A margem financeira desceu 1%, para 297 milhões de euros, com a margem financeira na atividade em Portugal a aumentar 6,1%, para 182,9 milhões de euros.

Já os resultados de comissões e serviços cresceram 9%, para 116 milhões de euros, para o que contribuiu o aumento de 13,8% das comissões em Portugal para 89 milhões de euros, o que, diz a empresa, reflete “as medidas do Plano Estratégico implementadas em 2017”.

As provisões e imparidades reduziram-se 88%, passando dos 108 milhões de euros constituídos no primeiro trimestre de 2017 para 13 milhões de euros entre janeiro e março deste ano.

Os custos operativos reduziram 11%, para 239 milhões de euros, o que o banco justifica com redução de custos com pessoal, gastos gerais administrativos e depreciações e amortizações. Contudo, tal não inclui custos de 58,5 milhões de euros referentes aos programas de redução de pessoal, utilizando uma provisão já constituída em 2017.
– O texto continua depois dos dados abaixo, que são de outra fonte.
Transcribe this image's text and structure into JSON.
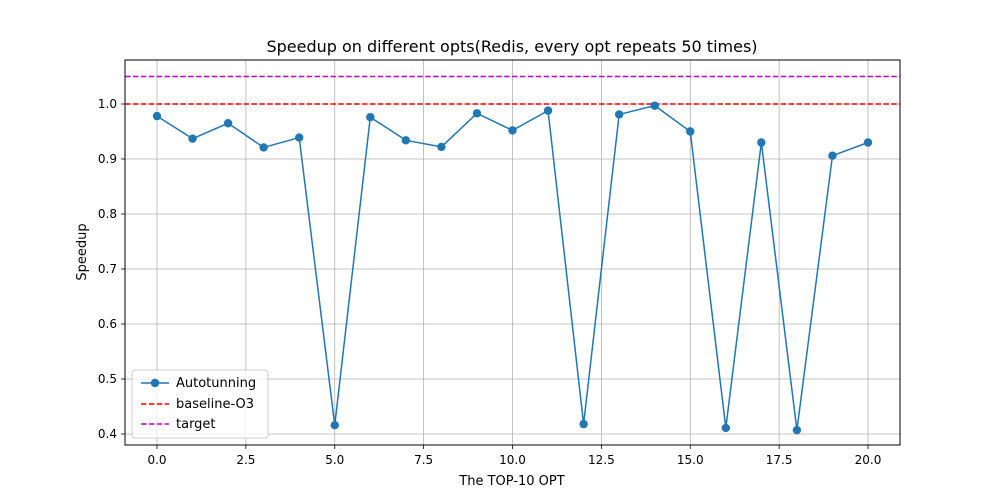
{
  "chart_data": {
    "type": "line",
    "title": "Speedup on different opts(Redis, every opt repeats 50 times)",
    "xlabel": "The TOP-10 OPT",
    "ylabel": "Speedup",
    "xlim": [
      -0.9,
      20.9
    ],
    "ylim": [
      0.38,
      1.08
    ],
    "xticks": [
      0.0,
      2.5,
      5.0,
      7.5,
      10.0,
      12.5,
      15.0,
      17.5,
      20.0
    ],
    "xtick_labels": [
      "0.0",
      "2.5",
      "5.0",
      "7.5",
      "10.0",
      "12.5",
      "15.0",
      "17.5",
      "20.0"
    ],
    "yticks": [
      0.4,
      0.5,
      0.6,
      0.7,
      0.8,
      0.9,
      1.0
    ],
    "ytick_labels": [
      "0.4",
      "0.5",
      "0.6",
      "0.7",
      "0.8",
      "0.9",
      "1.0"
    ],
    "grid": true,
    "legend_position": "lower-left",
    "series": [
      {
        "name": "Autotunning",
        "kind": "line-marker",
        "color": "#1f77b4",
        "x": [
          0,
          1,
          2,
          3,
          4,
          5,
          6,
          7,
          8,
          9,
          10,
          11,
          12,
          13,
          14,
          15,
          16,
          17,
          18,
          19,
          20
        ],
        "values": [
          0.978,
          0.937,
          0.965,
          0.921,
          0.939,
          0.416,
          0.976,
          0.934,
          0.922,
          0.983,
          0.952,
          0.988,
          0.418,
          0.981,
          0.997,
          0.95,
          0.411,
          0.93,
          0.407,
          0.906,
          0.93
        ]
      }
    ],
    "reference_lines": [
      {
        "name": "baseline-O3",
        "y": 1.0,
        "color": "#ff0000",
        "style": "dashed"
      },
      {
        "name": "target",
        "y": 1.05,
        "color": "#bf00bf",
        "style": "dashed"
      }
    ]
  }
}
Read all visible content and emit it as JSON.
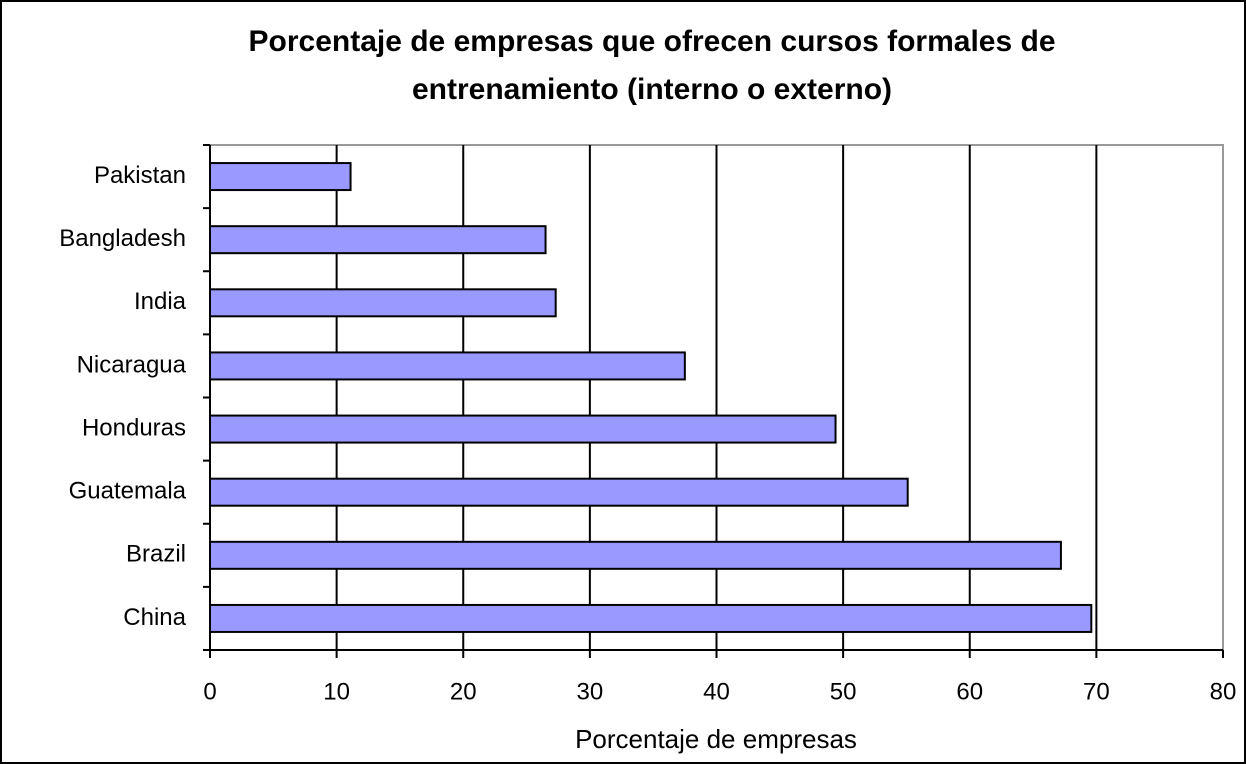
{
  "chart_data": {
    "type": "hbar",
    "title": "Porcentaje de empresas que ofrecen cursos formales de entrenamiento (interno o externo)",
    "x_label": "Porcentaje de empresas",
    "categories": [
      "Pakistan",
      "Bangladesh",
      "India",
      "Nicaragua",
      "Honduras",
      "Guatemala",
      "Brazil",
      "China"
    ],
    "values": [
      11.1,
      26.5,
      27.3,
      37.5,
      49.4,
      55.1,
      67.2,
      69.6
    ],
    "color": "#9999ff",
    "xlim": [
      0,
      80
    ],
    "xticks": [
      0,
      10,
      20,
      30,
      40,
      50,
      60,
      70,
      80
    ],
    "grid": true
  }
}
A CGD anunciou ainda hoje que a emissão de dívida de mais de 400 milhões de euros que tem de fazer para efeitos de capitalização será feita através de instrumentos ‘tier 2’, em vez de ‘adicional tier 1’, após acordo com a Comissão Europeia.

O presidente da CGD, Paulo Macedo, estimou que com isso o grupo terá uma poupança de 17 a 20 milhões de euros, uma vez que terá taxas de juro mais baixas.

Por fim, a CGD fechou o primeiro trimestre com rácio de capital CET1 de 13,6% e rácio total de 15,3% com as regras do período de transição.